Published on October 2nd, 2013 | by Nick Cruth
DUCATI 1198SP – SQUARE PEGS, ROUND HOLES & BUNGA BUNGA
I have always been a fan of the inappropriate. I’m not talking about Catholic priests getting up early on a Saturday to supervise Auskick. I’m speaking of making choices to throw spanners in my own works, to make situations more… interesting. Need to go trail riding? I have attempted that on a XL1000V Varadero. Not dull. Not good, but not dull! Appropriate choice? No (well not with my level of “skill”). Going to play paintball as some type of insipid, corporate team building exercise? I can highly recommend serious stimulants, cable ties and hoods. Making people kneel for “painty” summary execution is apparently inappropriate. Who knew?
Appropriate seems often dull, mainstream and expected. Or, more likely, I suffer from maturity issues from which I will never awake. Here’s hoping.
But as I dribbled down a dark, cold and wet Hume Hwy south of Benalla on an 1198SP, I would castrate myself with a broken house brick for something more appropriate. More on that later.
In recent years I have resigned myself to the fact that I will, at no stage, be allowed access to a nude Megan Gale. I am not funny (well not “Ha, Ha” funny). And I can never locate my Rohypnol dart gun in time for fashion week in Melbourne. I am a terrible shot anyway.
The 1198SP will do. And it will do very nicely.
I have a lust for this motorcycle that really requires a restraining order. Thankfully my boss (I was a Ducati salesman at the time) didn’t have the sense to eat the keys, or to make the requisite treaties to Magistrates court to produce the aforementioned order.
Subsequently I found myself heading for a Benalla, to visit an old mate via every squiggle on the map I can find.
My ride took in the delights of the Reefton spur, the Eildon/Jamieson road and the spectacular run from Mansfield to Whitfield and then on to Benalla, the Monte Carlo of the……well it’s bigger than Whitfield.

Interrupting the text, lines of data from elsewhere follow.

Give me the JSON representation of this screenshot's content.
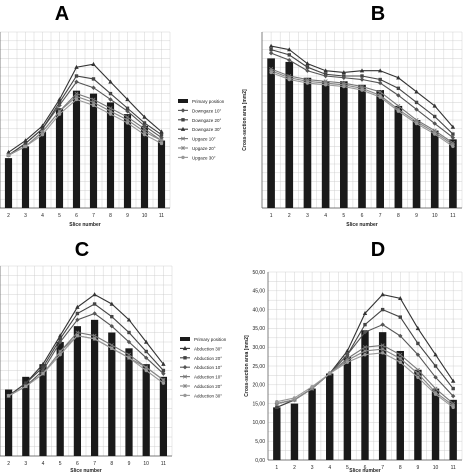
{
  "chart_data": [
    {
      "panel": "A",
      "type": "bar",
      "categories": [
        "2",
        "3",
        "4",
        "5",
        "6",
        "7",
        "8",
        "9",
        "10",
        "11"
      ],
      "xlabel": "Slice number",
      "ylabel": "",
      "ylim": [
        0,
        60
      ],
      "show_y_ticks": false,
      "grid": true,
      "legend": "right",
      "bar": {
        "name": "Primary position",
        "values": [
          17,
          21,
          26,
          34,
          40,
          39,
          36,
          32,
          28,
          23
        ]
      },
      "series": [
        {
          "name": "Downgaze 10°",
          "color": "#555555",
          "marker": "diamond",
          "values": [
            18,
            22,
            27,
            35,
            43,
            41,
            37,
            33,
            28,
            24
          ]
        },
        {
          "name": "Downgaze 20°",
          "color": "#444444",
          "marker": "square",
          "values": [
            18,
            22,
            27,
            36,
            45,
            44,
            39,
            34,
            29,
            25
          ]
        },
        {
          "name": "Downgaze 30°",
          "color": "#333333",
          "marker": "triangle",
          "values": [
            19,
            23,
            28,
            37,
            48,
            49,
            43,
            37,
            31,
            26
          ]
        },
        {
          "name": "Upgaze 10°",
          "color": "#777777",
          "marker": "x",
          "values": [
            18,
            21,
            26,
            33,
            39,
            37,
            34,
            31,
            27,
            23
          ]
        },
        {
          "name": "Upgaze 20°",
          "color": "#888888",
          "marker": "star",
          "values": [
            18,
            21,
            26,
            33,
            38,
            36,
            33,
            30,
            26,
            23
          ]
        },
        {
          "name": "Upgaze 30°",
          "color": "#999999",
          "marker": "circle",
          "values": [
            18,
            21,
            25,
            32,
            37,
            35,
            32,
            29,
            25,
            22
          ]
        }
      ]
    },
    {
      "panel": "B",
      "type": "bar",
      "categories": [
        "1",
        "2",
        "3",
        "4",
        "5",
        "6",
        "7",
        "8",
        "9",
        "10",
        "11"
      ],
      "xlabel": "Slice number",
      "ylabel": "Cross-section area [mm2]",
      "ylim": [
        0,
        50
      ],
      "show_y_ticks": false,
      "grid": true,
      "legend": "none",
      "bar": {
        "name": "",
        "values": [
          42.5,
          41.5,
          37,
          36,
          36,
          35,
          33.5,
          29,
          25,
          22,
          19.5
        ]
      },
      "series": [
        {
          "name": "",
          "color": "#333333",
          "marker": "triangle",
          "values": [
            46,
            45,
            41,
            39,
            38.5,
            39,
            39,
            37,
            33,
            29,
            23
          ]
        },
        {
          "name": "",
          "color": "#444444",
          "marker": "square",
          "values": [
            45,
            43.5,
            40,
            38,
            37.5,
            37.5,
            36.5,
            34,
            30,
            26,
            21
          ]
        },
        {
          "name": "",
          "color": "#555555",
          "marker": "diamond",
          "values": [
            44,
            42,
            39,
            37.5,
            37,
            36.5,
            35.5,
            32,
            28,
            24,
            20
          ]
        },
        {
          "name": "",
          "color": "#777777",
          "marker": "x",
          "values": [
            39.5,
            37.5,
            36.5,
            36,
            35.5,
            34.5,
            33,
            29,
            25,
            22,
            18.5
          ]
        },
        {
          "name": "",
          "color": "#888888",
          "marker": "star",
          "values": [
            39,
            37,
            36,
            35.5,
            35,
            34,
            32,
            28,
            24.5,
            21.5,
            18
          ]
        },
        {
          "name": "",
          "color": "#999999",
          "marker": "circle",
          "values": [
            38.5,
            36.5,
            35.5,
            35,
            34.5,
            33.5,
            31.5,
            27.5,
            24,
            21,
            17.5
          ]
        }
      ]
    },
    {
      "panel": "C",
      "type": "bar",
      "categories": [
        "2",
        "3",
        "4",
        "5",
        "6",
        "7",
        "8",
        "9",
        "10",
        "11"
      ],
      "xlabel": "Slice number",
      "ylabel": "",
      "ylim": [
        0,
        60
      ],
      "show_y_ticks": false,
      "grid": true,
      "legend": "right",
      "bar": {
        "name": "Primary position",
        "values": [
          21,
          25,
          29,
          36,
          41,
          43,
          39,
          34,
          29,
          25
        ]
      },
      "series": [
        {
          "name": "Abduction 30°",
          "color": "#333333",
          "marker": "triangle",
          "values": [
            19,
            23,
            29,
            38,
            47,
            51,
            48,
            43,
            36,
            29
          ]
        },
        {
          "name": "Abduction 20°",
          "color": "#444444",
          "marker": "square",
          "values": [
            19,
            23,
            28,
            37,
            45,
            48,
            44,
            39,
            33,
            27
          ]
        },
        {
          "name": "Abduction 10°",
          "color": "#555555",
          "marker": "diamond",
          "values": [
            19,
            22,
            27,
            36,
            43,
            45,
            41,
            36,
            31,
            26
          ]
        },
        {
          "name": "Adduction 10°",
          "color": "#777777",
          "marker": "x",
          "values": [
            19,
            22,
            26,
            33,
            39,
            38,
            35,
            32,
            28,
            24
          ]
        },
        {
          "name": "Adduction 20°",
          "color": "#888888",
          "marker": "star",
          "values": [
            19,
            22,
            26,
            33,
            38,
            37,
            34,
            31,
            28,
            24
          ]
        },
        {
          "name": "Adduction 30°",
          "color": "#999999",
          "marker": "circle",
          "values": [
            19,
            22,
            26,
            32,
            38,
            37,
            34,
            31,
            27,
            23
          ]
        }
      ]
    },
    {
      "panel": "D",
      "type": "bar",
      "categories": [
        "1",
        "2",
        "3",
        "4",
        "5",
        "6",
        "7",
        "8",
        "9",
        "10",
        "11"
      ],
      "xlabel": "Slice number",
      "ylabel": "Cross-section area [mm2]",
      "ylim": [
        0,
        50
      ],
      "yticks": [
        "0,00",
        "5,00",
        "10,00",
        "15,00",
        "20,00",
        "25,00",
        "30,00",
        "35,00",
        "40,00",
        "45,00",
        "50,00"
      ],
      "show_y_ticks": true,
      "grid": true,
      "legend": "none",
      "bar": {
        "name": "",
        "values": [
          14,
          15,
          19,
          23,
          27.5,
          34.5,
          34,
          29,
          24,
          19,
          16
        ]
      },
      "series": [
        {
          "name": "",
          "color": "#333333",
          "marker": "triangle",
          "values": [
            14,
            16,
            19,
            23,
            29,
            39,
            44,
            43,
            35,
            28,
            21
          ]
        },
        {
          "name": "",
          "color": "#444444",
          "marker": "square",
          "values": [
            14,
            16,
            19,
            23,
            28,
            36,
            40,
            38,
            31,
            25,
            19
          ]
        },
        {
          "name": "",
          "color": "#555555",
          "marker": "diamond",
          "values": [
            15,
            16,
            19,
            23,
            28,
            34,
            36,
            33,
            28,
            22,
            17
          ]
        },
        {
          "name": "",
          "color": "#777777",
          "marker": "x",
          "values": [
            15,
            16,
            19,
            23,
            27,
            30,
            30.5,
            28,
            24,
            19,
            15
          ]
        },
        {
          "name": "",
          "color": "#888888",
          "marker": "star",
          "values": [
            15,
            16,
            19,
            23,
            26.5,
            29,
            29.5,
            27,
            23,
            18,
            14.5
          ]
        },
        {
          "name": "",
          "color": "#999999",
          "marker": "circle",
          "values": [
            15.5,
            16.5,
            19.5,
            23,
            26,
            28,
            28.5,
            26,
            22,
            17.5,
            14
          ]
        }
      ]
    }
  ]
}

What is obvious early in the day, is the subtlety of the power delivery of this mobile sculpture. It’s about as subtle a high speed train derailment. To use this bike on a tight road like the Reefton Spur is like trying to let off a claymore mine in a shoe box without losing the lid. I have ridden hundreds of bikes over this road, but nothing I have ridden requires the level of input this thing needs keep it out of the trees. There is no where to hide. The mid range is brutal. The steering demands you hang off it and force into turns carrying more speed than is prudent. Stopping it wheel standing into the road side furniture you feel like a lone parking inspector trying to hold back a G20 protest. The picture is very clear that this type of road is not its cup of 98 premium. There is just not enough pace to load up the delectable Ohlins and make them function.
What is also clear is this bike would not suffer fools gladly. It punishes indecision and scoffs at a lack of confidence like Berlusconi faced with an over age hooker.
What the SP wants is speed, which I know the more open spaces to come will provide. And provide they do. The sweepers from Whitfield let Pavarotti really belly up to the smorgasbord. If you simply add a one to the advisory speed as a start, the whole machine transforms. The steering is laser accurate. If you ran over an ant with the front you would swear you could feel it pop. The drive off apexes has the front floating in 3rd and 4th. The electronic shifter makes sure there is no let up in the maelstrom of sound and speed. The Supercorsas now have real heat in them, and stick like jizz in a wig. The lean angle and mid corner speed is verging on the ridiculous. The soundtrack through the full Termi system is, to steal from Dave Mustaine, the “Symphony of Destruction”. You are Tony Montana and people will say hello to your little friend. No ifs, no buts. I fuel up and do it again. And then I fuel up and do it again. Then I sit and have the best cigarette I can remember.
I have seen a one of those motivational poster type thingies on the interwebs that reads “No matter how hot she is, somebody, somewhere is sick of her shit.” Which brings me back to the Hume Highway in the rain and the dark.
The 1198 is about as user friendly as a double-ended chainsaw with no handle. At 130 it wants 3rd or 4th, top gear is none of your business unless there is 180 plus on the dash. The Supercorsas skate around on the wet tarmac, while my wrists take a pummeling they haven’t seen since I was 15 and single. My choice of the Hume was down to the three-candlepower headlights. On the road it is a square peg trying for a round hole. When it occasionally fits, it is the most magnificent sports motorcycle experience, with a purity and brutality we may not see again.